By  Sechaba Mokhethi

Maseru – Outgoing Lesotho Prime Minister, Pakalitha Mosisili’s actions, utterances and his party’s belated signature of the electoral pledge to accept the outcome of the June 3 poll are viewed by renowned political commentators as signs of capitulation.

Mosisili’s Democratic Congress (DC), through deputy leader Mathibeli Mokhothu, acceded to the pledge only on Monday, five days after other major players in the country’s political landscape had committed.

Analysts argue the reason for the success of an election, apart from the well-oiled operations of all relevant processes, is mainly knotted with a positive attitude of an incumbent government – and that it was highly remiss of the DC to snub the signing of the pledge until after a national outcry.

From a total of 30 registered political parties in the country, only 14 appended signatures to the pledge that is the brain-child of the Christian Council of Lesotho (CCL) supported by the United Nations (UN).

Similar endeavours have already been successfully brokered during Lesotho’s 2012 and 2015 elections in this initiative that has become a pre-elections tradition in the country.

At the initial signing of the pledge at the UN House in Maseru, the DC leadership failed to show up without explanation while the Lesotho Congress for Democracy (LCD) of Deputy Prime Minister Mothetjoa Metsing signed the pledge two days later.

LCD deputy leader and Minister of Defence, Tšeliso Mokhosi, signed on behalf of the party.

Other significant players in the forthcoming elections, the All Basotho Convention (ABC), the Basotho National Party (BNP), the Movement for Economic Change (MEC) and the Reformed Congress of Lesotho (RCL) have also signed the pledge.

This reluctance to commit to the pledge displeased the CCL, which expressed disappointment that the prime minister and his deputy had not signed to accept poll results, further lambasting other party leaders for tasking their deputies for the signature instead of doing so in person.

For their part, the DC said through party spokesperson and communications minister, Serialong Qoo, that they received invitations to the event late.

He, however, voiced the party’s commitment to accept the results of a free and fair election, a sentiment echoed by party deputy leader Mokhothu.

Political analyst, Professor Mafa Sejanamane, expressed hope that this seemingly half-hearted commitment will ultimately provide a means through which Mosisili will be held to his word. “Refusing to sign a pledge to accept the outcome of the elections was a telling development.
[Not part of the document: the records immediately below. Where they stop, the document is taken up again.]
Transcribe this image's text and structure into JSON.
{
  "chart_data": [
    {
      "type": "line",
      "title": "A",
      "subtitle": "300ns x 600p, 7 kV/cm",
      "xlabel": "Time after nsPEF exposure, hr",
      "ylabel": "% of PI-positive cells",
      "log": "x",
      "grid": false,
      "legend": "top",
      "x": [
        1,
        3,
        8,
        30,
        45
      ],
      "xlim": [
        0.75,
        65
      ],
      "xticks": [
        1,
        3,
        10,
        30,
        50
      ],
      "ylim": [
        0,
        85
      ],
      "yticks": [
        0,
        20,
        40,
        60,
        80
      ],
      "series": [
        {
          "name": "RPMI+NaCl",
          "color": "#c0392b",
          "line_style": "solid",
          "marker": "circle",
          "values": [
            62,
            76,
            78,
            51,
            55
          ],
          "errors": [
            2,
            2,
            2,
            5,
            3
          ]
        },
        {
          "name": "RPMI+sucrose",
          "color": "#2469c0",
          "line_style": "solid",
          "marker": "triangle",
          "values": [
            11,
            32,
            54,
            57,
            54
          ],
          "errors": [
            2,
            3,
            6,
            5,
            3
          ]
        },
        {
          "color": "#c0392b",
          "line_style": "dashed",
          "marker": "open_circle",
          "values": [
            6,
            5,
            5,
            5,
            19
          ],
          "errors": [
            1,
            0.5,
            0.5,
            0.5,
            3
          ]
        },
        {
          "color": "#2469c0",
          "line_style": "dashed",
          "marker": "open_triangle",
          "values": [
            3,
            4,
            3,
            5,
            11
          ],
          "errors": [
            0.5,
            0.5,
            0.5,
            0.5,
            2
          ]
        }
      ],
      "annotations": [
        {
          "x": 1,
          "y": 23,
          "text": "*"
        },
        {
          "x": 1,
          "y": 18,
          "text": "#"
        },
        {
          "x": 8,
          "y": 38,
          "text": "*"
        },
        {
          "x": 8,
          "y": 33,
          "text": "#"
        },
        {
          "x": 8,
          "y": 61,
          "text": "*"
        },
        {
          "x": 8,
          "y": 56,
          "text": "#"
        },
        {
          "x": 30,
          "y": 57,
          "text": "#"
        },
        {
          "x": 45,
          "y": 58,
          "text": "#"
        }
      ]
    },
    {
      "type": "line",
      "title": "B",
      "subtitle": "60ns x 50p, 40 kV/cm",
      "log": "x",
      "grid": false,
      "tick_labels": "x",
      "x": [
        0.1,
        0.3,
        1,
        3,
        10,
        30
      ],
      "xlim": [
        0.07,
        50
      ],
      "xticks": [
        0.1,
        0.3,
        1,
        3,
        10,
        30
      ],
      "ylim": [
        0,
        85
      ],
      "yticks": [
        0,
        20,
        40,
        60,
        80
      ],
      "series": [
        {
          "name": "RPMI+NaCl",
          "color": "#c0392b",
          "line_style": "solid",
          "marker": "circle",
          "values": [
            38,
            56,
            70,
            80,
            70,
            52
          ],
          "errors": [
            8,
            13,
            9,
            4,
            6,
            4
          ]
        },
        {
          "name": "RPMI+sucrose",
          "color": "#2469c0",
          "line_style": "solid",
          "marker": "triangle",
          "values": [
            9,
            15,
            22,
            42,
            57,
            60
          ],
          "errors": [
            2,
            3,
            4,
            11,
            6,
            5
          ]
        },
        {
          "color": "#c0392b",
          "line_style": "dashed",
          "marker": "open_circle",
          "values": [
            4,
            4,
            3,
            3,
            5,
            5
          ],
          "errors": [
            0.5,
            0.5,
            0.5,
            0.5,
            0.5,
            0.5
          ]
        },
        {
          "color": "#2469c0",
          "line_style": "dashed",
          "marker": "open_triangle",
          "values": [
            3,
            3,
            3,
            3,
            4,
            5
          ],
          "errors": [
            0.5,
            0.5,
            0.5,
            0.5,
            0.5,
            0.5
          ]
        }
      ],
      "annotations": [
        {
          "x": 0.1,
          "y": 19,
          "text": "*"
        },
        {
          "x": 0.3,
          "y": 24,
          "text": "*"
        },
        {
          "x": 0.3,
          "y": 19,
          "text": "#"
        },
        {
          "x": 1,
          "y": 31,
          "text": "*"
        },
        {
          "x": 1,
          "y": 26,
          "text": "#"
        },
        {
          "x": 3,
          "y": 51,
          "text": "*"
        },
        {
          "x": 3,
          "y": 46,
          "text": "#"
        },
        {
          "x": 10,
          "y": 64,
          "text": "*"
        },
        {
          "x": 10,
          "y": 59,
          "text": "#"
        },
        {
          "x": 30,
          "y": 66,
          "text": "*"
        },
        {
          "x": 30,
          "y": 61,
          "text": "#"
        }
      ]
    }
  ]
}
Mosisili now understands that his chances of winning have been so whittled that he could only stay in power by force. But that, he probably was told, could be done but would not be sustainable,” posits Sejanamane.

He said the prime minister’s actions and utterances are not driven by the fear of elections, but fear of the consequences of losing elections – especially for those people he has spent time protecting for criminal acts.

In his analysis, Sejanamane questions whether Mosisili’s successful attempt to block a proposed national dialogue and refusal to sign the pledge could be related to a recent development of attempts by the Lesotho Defence Force (LDF) to have all high grounds throughout the country designated as its operational areas.

In an LDF letter to the Lesotho’s Land Administration Authority, the army seeks to secure 22 hills and plateaus across the breadth of the country for what it labels Ground Tactical Importance, to be used “for the foreseeable security threat and security purposes”.

And Sejanamane’s examination concludes that the move could be used for purposes of intimidation of opponents of the Mosisili regime, adding “occupying high grounds could only conceivably be against other armed people if there were to be an intervention after the elections.”

“Mosisili’s outbursts against the Southern African Development Community (SADC) may indicate that he knows that the end is near and does not care what happens after he leaves office. It would remain with his successor to repair the damage in relations with SADC.”